Unfortunately, Rav Shaul did not live out his life in peace and tranquility. He was subject to a few disputes, and was forced to open a new yeshivah, Kesser Torah.

Rav Shaul delivered over 1,400 drashos, and his talmidim published a number of them under the name Givas Shaul. The sefer was published during his lifetime, and included his portrait.

On 24 Shevat (some record it as 25 Shevat) 5420/1660, Rav Shaul was niftar.

It is known that he had a son, Rav Dovid, who was active on behalf of Yeshivas Kesser Torah. A son-in-law, Rav Yeshayah Pardo, is also mentioned.

Besides Givas Shaul, Rav Shaul also wrote She’eiris Hanefesh, on the eternal nature of the soul, and Toras Moshe Emes, philosophical discussions.
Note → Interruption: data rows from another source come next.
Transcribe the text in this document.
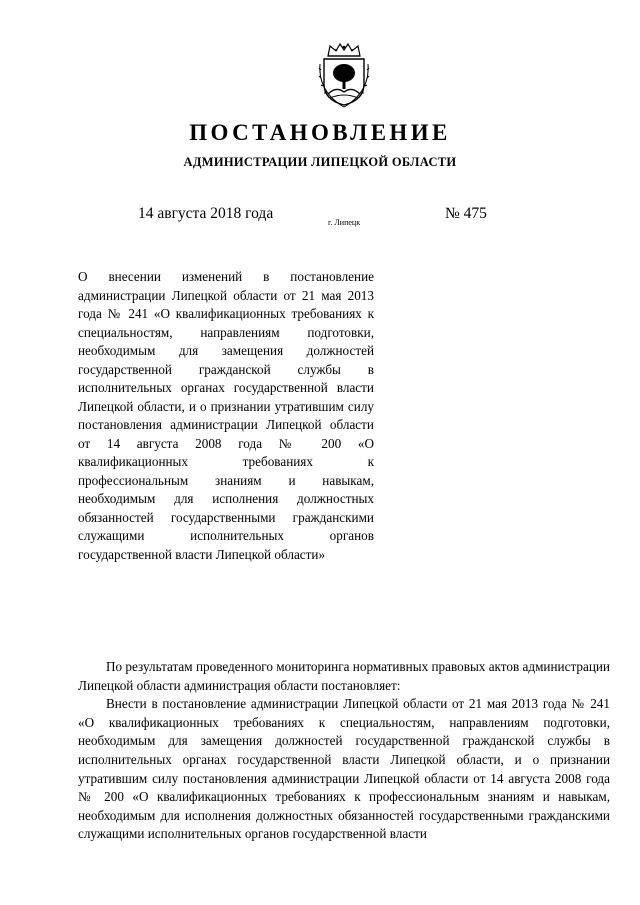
ПОСТАНОВЛЕНИЕ
АДМИНИСТРАЦИИ ЛИПЕЦКОЙ ОБЛАСТИ
14 августа 2018 года
г. Липецк
№ 475
О внесении изменений в постановление администрации Липецкой области от 21 мая 2013 года № 241 «О квалификационных требованиях к специальностям, направлениям подготовки, необходимым для замещения должностей государственной гражданской службы в исполнительных органах государственной власти Липецкой области, и о признании утратившим силу постановления администрации Липецкой области от 14 августа 2008 года № 200 «О квалификационных требованиях к профессиональным знаниям и навыкам, необходимым для исполнения должностных обязанностей государственными гражданскими служащими исполнительных органов государственной власти Липецкой области»

По результатам проведенного мониторинга нормативных правовых актов администрации Липецкой области администрация области постановляет:

Внести в постановление администрации Липецкой области от 21 мая 2013 года № 241 «О квалификационных требованиях к специальностям, направлениям подготовки, необходимым для замещения должностей государственной гражданской службы в исполнительных органах государственной власти Липецкой области, и о признании утратившим силу постановления администрации Липецкой области от 14 августа 2008 года № 200 «О квалификационных требованиях к профессиональным знаниям и навыкам, необходимым для исполнения должностных обязанностей государственными гражданскими служащими исполнительных органов государственной власти
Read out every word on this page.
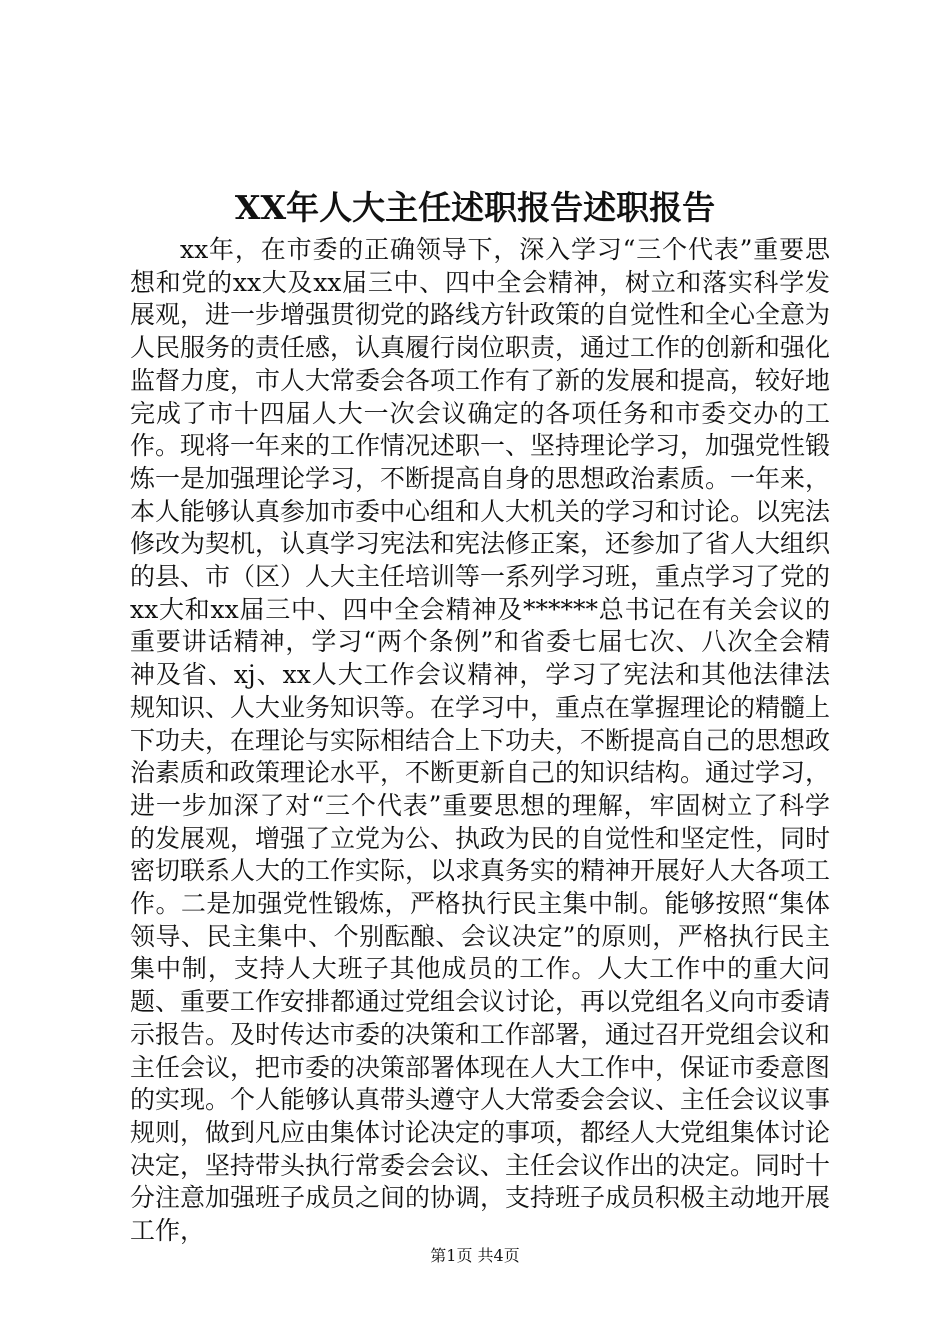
XX年人大主任述职报告述职报告

xx年，在市委的正确领导下，深入学习“三个代表”重要思想和党的xx大及xx届三中、四中全会精神，树立和落实科学发展观，进一步增强贯彻党的路线方针政策的自觉性和全心全意为人民服务的责任感，认真履行岗位职责，通过工作的创新和强化监督力度，市人大常委会各项工作有了新的发展和提高，较好地完成了市十四届人大一次会议确定的各项任务和市委交办的工作。现将一年来的工作情况述职一、坚持理论学习，加强党性锻炼一是加强理论学习，不断提高自身的思想政治素质。一年来，本人能够认真参加市委中心组和人大机关的学习和讨论。以宪法修改为契机，认真学习宪法和宪法修正案，还参加了省人大组织的县、市（区）人大主任培训等一系列学习班，重点学习了党的xx大和xx届三中、四中全会精神及******总书记在有关会议的重要讲话精神，学习“两个条例”和省委七届七次、八次全会精神及省、xj、xx人大工作会议精神，学习了宪法和其他法律法规知识、人大业务知识等。在学习中，重点在掌握理论的精髓上下功夫，在理论与实际相结合上下功夫，不断提高自己的思想政治素质和政策理论水平，不断更新自己的知识结构。通过学习，进一步加深了对“三个代表”重要思想的理解，牢固树立了科学的发展观，增强了立党为公、执政为民的自觉性和坚定性，同时密切联系人大的工作实际，以求真务实的精神开展好人大各项工作。二是加强党性锻炼，严格执行民主集中制。能够按照“集体领导、民主集中、个别酝酿、会议决定”的原则，严格执行民主集中制，支持人大班子其他成员的工作。人大工作中的重大问题、重要工作安排都通过党组会议讨论，再以党组名义向市委请示报告。及时传达市委的决策和工作部署，通过召开党组会议和主任会议，把市委的决策部署体现在人大工作中，保证市委意图的实现。个人能够认真带头遵守人大常委会会议、主任会议议事规则，做到凡应由集体讨论决定的事项，都经人大党组集体讨论决定，坚持带头执行常委会会议、主任会议作出的决定。同时十分注意加强班子成员之间的协调，支持班子成员积极主动地开展工作，

第1页 共4页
He authored works in Spanish which, though never printed, were a source of chizuk to the Marrano community.

Zecher tzaddik livrachah.


Feb. 13

In 1861, Abraham Lincoln was officially declared winner of the 1860 presidential election as electors cast their ballots.

In 1920, the League of Nations recognized the perpetual neutrality of Switzerland.

In 1939, Justice Louis D. Brandeis retired from the U.S. Supreme Court. (William O. Douglas succeeded him.)

In 1945, during World War II, Allied planes began bombing the German city of Dresden. The Soviets captured Budapest, Hungary, from the Germans.

In 1965, during the Vietnam War, President Lyndon B. Johnson authorized Operation Rolling Thunder, an extended bombing campaign against the North Vietnamese.

In 1991, during Operation Desert Storm, allied warplanes destroyed an underground shelter in Baghdad that had been identified as a military command center; Iraqi officials said 500 civilians were killed.